Benimse vurgulamak istediğim aşkta süreklilik ve zaman. Çok sık duyduğumuz ya da okuduğumuz bir uzman ( ! ) görüşü var:
'Aşkın süresi bir aydır, üç aydır ya da en çok altı aydır. Bilemediniz bir iki yıldır.'

Eeeee, sonra !
'Sonrasında aşk biter ve yerini sevgi alır, yani aşk bir süre sonra sevgiye dönüşür.'

O sizin görüşünüz, ben katılmıyorum efendim . Eğer kişi ya da kişiler aşkın değerini biliyor ve anlıyorsa aşk bir ömür boyudur, son nefese dek sürer aşk. Sevginin çok daha fazlasıdır aşk, kuru bir sevgiden ötedir. Bu nedenledir ki adına masallar, öyküler ve dizeler yazılmıştır. Müzikle birleşip şarkıya dönüşmüş ve dillerden dillere söylenmektedir.
Sevgi aşka dönüşebilir zamanla, bu doğru; ne var ki aşk sevgiye dönüşmez, dönüşüyorsa eğer bir şeyler yanlış gidiyor demektir. Sevgi azalır, çoğalır ya da biter ama aşk bitmez toprağa girmeden.

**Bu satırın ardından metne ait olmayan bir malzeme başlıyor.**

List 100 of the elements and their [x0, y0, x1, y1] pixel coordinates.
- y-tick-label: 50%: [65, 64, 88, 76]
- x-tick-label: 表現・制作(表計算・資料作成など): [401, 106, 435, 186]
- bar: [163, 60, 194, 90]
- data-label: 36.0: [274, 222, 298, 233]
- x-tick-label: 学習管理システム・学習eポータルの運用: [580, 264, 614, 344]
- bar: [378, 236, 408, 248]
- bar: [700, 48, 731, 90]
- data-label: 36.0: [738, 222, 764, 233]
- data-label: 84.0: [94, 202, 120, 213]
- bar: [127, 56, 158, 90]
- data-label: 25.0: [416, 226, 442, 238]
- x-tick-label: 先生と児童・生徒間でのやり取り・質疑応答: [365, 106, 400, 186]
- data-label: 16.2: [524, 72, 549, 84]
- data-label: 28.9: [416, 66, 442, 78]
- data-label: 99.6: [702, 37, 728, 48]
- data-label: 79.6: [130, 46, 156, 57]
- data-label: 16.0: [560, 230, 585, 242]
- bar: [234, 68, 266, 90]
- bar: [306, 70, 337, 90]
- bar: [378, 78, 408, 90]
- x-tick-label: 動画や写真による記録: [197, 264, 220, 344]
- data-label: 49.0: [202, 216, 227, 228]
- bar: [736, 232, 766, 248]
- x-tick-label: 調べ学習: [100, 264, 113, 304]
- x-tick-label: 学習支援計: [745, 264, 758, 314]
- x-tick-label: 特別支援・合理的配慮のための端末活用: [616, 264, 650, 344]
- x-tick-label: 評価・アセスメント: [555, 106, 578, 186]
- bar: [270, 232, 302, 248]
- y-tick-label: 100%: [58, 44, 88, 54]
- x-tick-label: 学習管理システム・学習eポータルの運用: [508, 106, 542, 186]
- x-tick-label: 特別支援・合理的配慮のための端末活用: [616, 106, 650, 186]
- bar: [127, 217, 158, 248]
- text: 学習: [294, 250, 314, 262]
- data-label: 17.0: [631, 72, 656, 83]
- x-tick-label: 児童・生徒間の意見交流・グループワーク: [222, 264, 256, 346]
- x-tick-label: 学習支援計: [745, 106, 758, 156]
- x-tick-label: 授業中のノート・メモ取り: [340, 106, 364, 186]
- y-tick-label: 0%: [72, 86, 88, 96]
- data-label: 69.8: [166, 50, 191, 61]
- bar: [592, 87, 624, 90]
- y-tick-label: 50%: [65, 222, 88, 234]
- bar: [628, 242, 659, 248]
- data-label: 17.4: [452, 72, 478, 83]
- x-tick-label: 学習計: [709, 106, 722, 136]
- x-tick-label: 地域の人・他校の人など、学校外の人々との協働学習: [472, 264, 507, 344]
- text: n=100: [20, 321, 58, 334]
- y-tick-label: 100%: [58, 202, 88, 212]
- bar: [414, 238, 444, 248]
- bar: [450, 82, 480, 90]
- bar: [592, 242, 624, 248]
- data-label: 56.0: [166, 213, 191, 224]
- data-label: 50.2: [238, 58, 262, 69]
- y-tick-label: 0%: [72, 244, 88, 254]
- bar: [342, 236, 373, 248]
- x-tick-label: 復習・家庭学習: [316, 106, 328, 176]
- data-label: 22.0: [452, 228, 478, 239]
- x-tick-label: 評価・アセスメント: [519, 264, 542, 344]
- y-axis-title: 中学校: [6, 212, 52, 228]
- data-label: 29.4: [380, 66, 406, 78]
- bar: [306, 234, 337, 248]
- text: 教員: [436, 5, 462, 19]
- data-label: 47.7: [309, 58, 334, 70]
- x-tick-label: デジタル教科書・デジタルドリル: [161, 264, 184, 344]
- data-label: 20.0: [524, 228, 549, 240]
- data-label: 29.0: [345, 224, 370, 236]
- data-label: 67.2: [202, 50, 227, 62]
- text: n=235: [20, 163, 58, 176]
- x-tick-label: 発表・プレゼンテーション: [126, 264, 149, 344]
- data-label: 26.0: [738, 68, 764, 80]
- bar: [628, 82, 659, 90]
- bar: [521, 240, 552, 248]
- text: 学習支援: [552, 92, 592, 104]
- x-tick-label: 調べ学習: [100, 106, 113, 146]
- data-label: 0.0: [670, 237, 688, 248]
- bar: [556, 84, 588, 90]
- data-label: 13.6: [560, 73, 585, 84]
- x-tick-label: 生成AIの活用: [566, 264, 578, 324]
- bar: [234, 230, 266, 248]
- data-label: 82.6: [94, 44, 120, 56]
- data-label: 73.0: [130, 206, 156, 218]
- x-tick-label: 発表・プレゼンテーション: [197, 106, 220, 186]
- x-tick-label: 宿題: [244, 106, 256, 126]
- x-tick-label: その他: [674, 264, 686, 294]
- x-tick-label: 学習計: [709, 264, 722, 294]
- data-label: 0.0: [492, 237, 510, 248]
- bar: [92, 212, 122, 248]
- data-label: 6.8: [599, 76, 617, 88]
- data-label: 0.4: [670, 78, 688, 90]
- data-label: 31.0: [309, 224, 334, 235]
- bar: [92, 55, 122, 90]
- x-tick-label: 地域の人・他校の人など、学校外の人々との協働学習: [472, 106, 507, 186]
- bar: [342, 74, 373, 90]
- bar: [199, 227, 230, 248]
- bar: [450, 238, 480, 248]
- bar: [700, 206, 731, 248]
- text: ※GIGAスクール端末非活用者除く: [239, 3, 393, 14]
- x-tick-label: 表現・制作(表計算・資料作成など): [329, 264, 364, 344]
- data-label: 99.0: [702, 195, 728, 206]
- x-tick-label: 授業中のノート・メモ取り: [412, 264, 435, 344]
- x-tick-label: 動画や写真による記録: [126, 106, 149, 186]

Yukarıdaki sözleri söyleyenler ise aşkı tanımayanlardır. Tilkinin yetişemediği üzümü kötülemesinden başka bir şey değildir.

Bazı kişilerin 'Ben hiç aşık olmadım, olmak istiyorum ama olamıyorum' dediğini duymuşuzdur , bu doğrudur . Öyle herkesin tadabileceği bir duygu da değildir aşk ! Sevmesini bilmeyenlerin yanına bile yaklaşmaz.

Bazıları da sevgisini aşk sanır, bu da yanlıştır, her sevgi aşk değildir.

Bir de aşkı birden çok yaşayanlar var, öyle söylüyorlar. Açıkça söylemem gerekirse bu görüşlere de katılmıyorum ben. İçinden biri diğerlerinden ayrıdır bence, özellikle de en sonuncusu aşktır belki. Öncekiler kuru bir sevgiden öte değilmiş derim.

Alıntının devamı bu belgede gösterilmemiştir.